A combination of lasers and magnets will be used to cool and decelerate a cloud of atoms to only a fraction above the Absolute zero, also known as zero Kelvin (-273.15 Celsius or -459.67 Fahrenheit).
Absolute zero is the coldest temperature that can be reached in the Universe, and it is impossible to reach because at that point, atoms stop moving. However, the Cold Atom Laboratory (CAL) can cool clouds of atoms to only one tenth of the absolute zero, which causes them to move extremely slowly, manifesting microscopic quantum phenomena.

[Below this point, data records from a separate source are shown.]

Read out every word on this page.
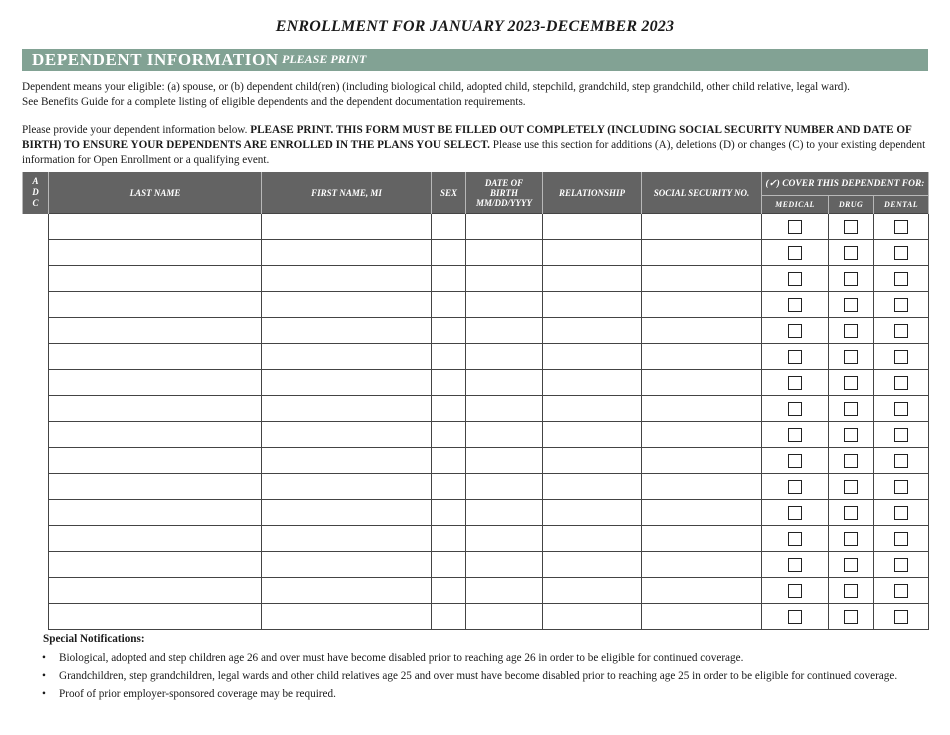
ENROLLMENT FOR JANUARY 2023-DECEMBER 2023
DEPENDENT INFORMATION PLEASE PRINT
Dependent means your eligible: (a) spouse, or (b) dependent child(ren) (including biological child, adopted child, stepchild, grandchild, step grandchild, other child relative, legal ward).
See Benefits Guide for a complete listing of eligible dependents and the dependent documentation requirements.
Please provide your dependent information below. PLEASE PRINT. THIS FORM MUST BE FILLED OUT COMPLETELY (INCLUDING SOCIAL SECURITY NUMBER AND DATE OF BIRTH) TO ENSURE YOUR DEPENDENTS ARE ENROLLED IN THE PLANS YOU SELECT. Please use this section for additions (A), deletions (D) or changes (C) to your existing dependent information for Open Enrollment or a qualifying event.
A D C	LAST NAME	FIRST NAME, MI	SEX	DATE OF BIRTH MM/DD/YYYY	RELATIONSHIP	SOCIAL SECURITY NO.	(✓) COVER THIS DEPENDENT FOR:		
							MEDICAL	DRUG	DENTAL

Special Notifications:
• Biological, adopted and step children age 26 and over must have become disabled prior to reaching age 26 in order to be eligible for continued coverage.
• Grandchildren, step grandchildren, legal wards and other child relatives age 25 and over must have become disabled prior to reaching age 25 in order to be eligible for continued coverage.
• Proof of prior employer-sponsored coverage may be required.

These clouds are called Bose-Einstein condensates. They can be created on Earth, but gravity is a problem: they are dragged down very quickly, so they can only be observed for a fraction of a second. The microgravity environment on board the ISS will overcome this problem, allowing Earth scientists to operate the equipment remotely to observe atoms for up to 10 seconds.
If we can better understand the physics of superfluids, we can possibly learn to use them for a more efficient energy transfer.